Methods: This observational cohort study guided by the RE-AIM framework (Reach, Effectiveness, Adoption, Implementation, and Maintenance) includes pre- and postintervention assessments from participants and health care providers. A hybrid type II mixed methods design evaluates the intervention's effectiveness and implementation process in real-world settings through quantitative and qualitative data collection. CLIP-ON is tailored to the residents of the Parry Sound catchment area in Northern Ontario. Participants (≥18 years old) with chronic conditions such as prediabetes, type II diabetes, systemic hypertension, cardiovascular vascular disease, dyslipidemia, or high BMI (≥25) will be recruited through self-referral or provider referral. Approximately 10 participants per cohort will be enrolled in the CLIP-ON program, consisting of 22 weeks of weekly group sessions and monthly individual consultations with physicians, health coaches, kinesiologists, and registered dieticians either in person or through a web-based platform. CLIP-ON will cover the 6 pillars of lifestyle medicine through 14 group sessions followed by an 8-week supervised exercise program. Anthropometric and cardiometabolic variables will be measured before and after the program. Participants will be surveyed on lifestyle habits, wellness, perceived barriers, and program satisfaction at 3 and 6 months. Focus groups and dropout interviews with participants (n=10 per cohort) and providers (n=6 per cohort) will guide program adaptations. Quantitative and qualitative data collected at baseline and follow-up will assess the program's implementation and identify barriers and opportunities for improvement.

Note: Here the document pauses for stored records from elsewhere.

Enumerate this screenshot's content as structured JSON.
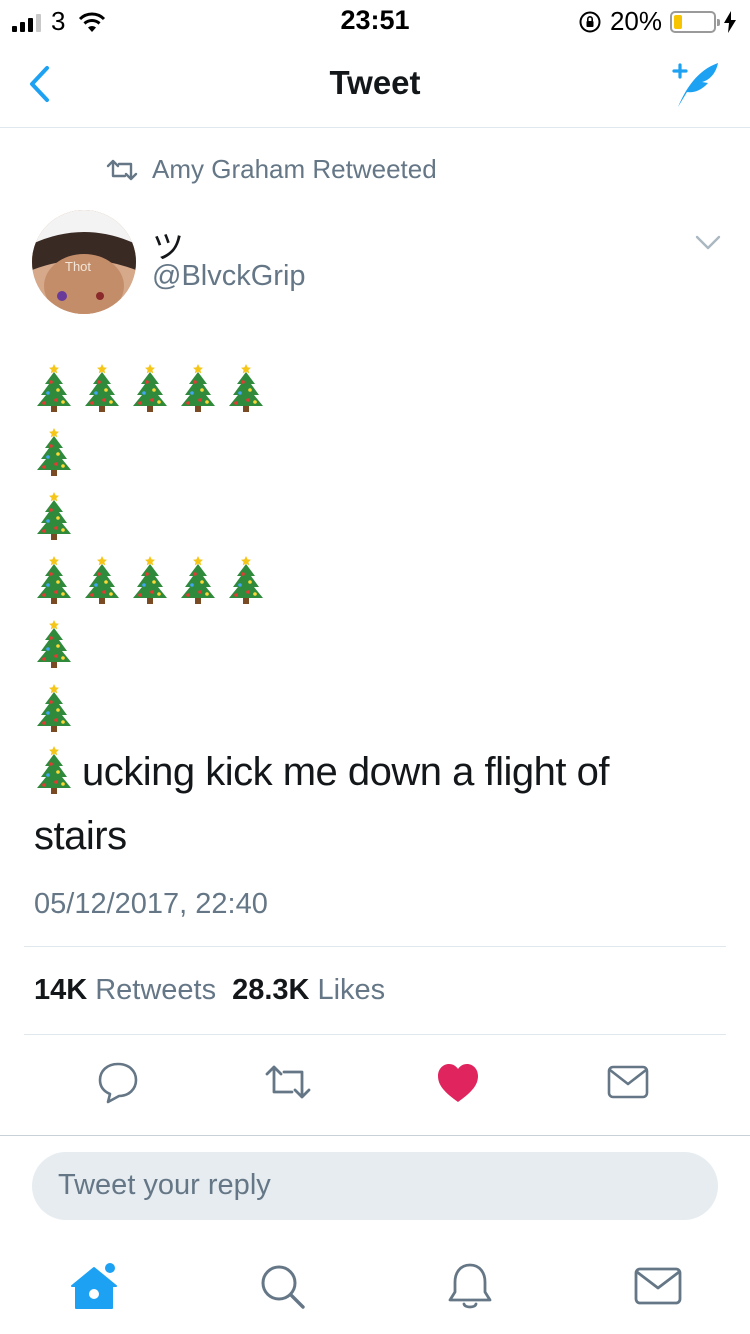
{
  "status_bar": {
    "carrier": "3",
    "time": "23:51",
    "battery_percent": "20%",
    "battery_level": 0.2
  },
  "nav": {
    "title": "Tweet",
    "back_icon": "chevron-left-icon",
    "compose_icon": "compose-tweet-icon"
  },
  "retweet_context": {
    "text": "Amy Graham Retweeted",
    "icon": "retweet-icon"
  },
  "author": {
    "display_name": "ツ",
    "handle": "@BlvckGrip",
    "avatar_text": "Thot"
  },
  "tweet": {
    "tree_rows": [
      5,
      1,
      1,
      5,
      1,
      1
    ],
    "line_text": "ucking kick me down a flight of",
    "line_text_2": "stairs",
    "timestamp": "05/12/2017, 22:40"
  },
  "stats": {
    "retweets_count": "14K",
    "retweets_label": "Retweets",
    "likes_count": "28.3K",
    "likes_label": "Likes"
  },
  "actions": [
    "reply-icon",
    "retweet-icon",
    "like-icon",
    "direct-message-icon"
  ],
  "colors": {
    "accent": "#1da1f2",
    "like": "#e0245e",
    "secondary_text": "#657786",
    "divider": "#e1e8ed",
    "reply_bg": "#e6ecf0"
  },
  "reply": {
    "placeholder": "Tweet your reply"
  },
  "tabs": [
    "home-icon",
    "search-icon",
    "notifications-icon",
    "messages-icon"
  ]
}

Results: This study was approved by the Laurentian University Research Ethics Board (6021397) on July 6, 2023. The first cohort was enrolled in late 2023 and is still under evaluation. The second cohort began in mid-2024, and data collection is currently underway. A mixed methods analysis will be used at enrollment, program completion (22 weeks), and follow-up (6 months after program completion). Focus groups assessing the program's effectiveness and implementation will take place after the 22-week intervention. Data will be analyzed in early 2025.

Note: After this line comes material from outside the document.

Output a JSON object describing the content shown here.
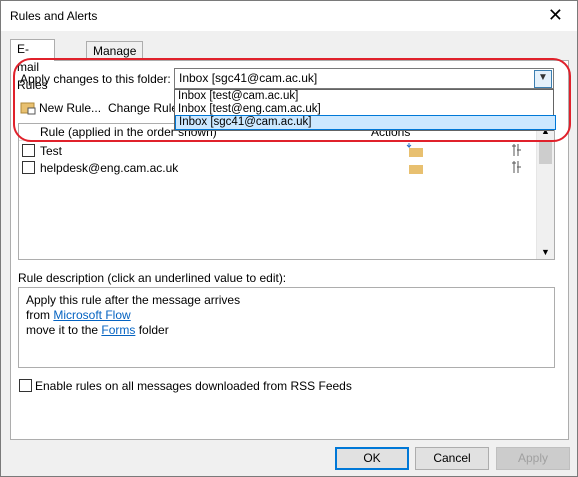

Conclusions: This protocol provides insights into the implementation of this lifestyle medicine program and its impact on participants' health. The findings will guide future advancements and establish a scalable model for other communities.

Trial registration: ClinicalTrials.gov NCT06192251; https://clinicaltrials.gov/study/NCT06192251.

International registered report identifier (irrid): DERR1-10.2196/59179.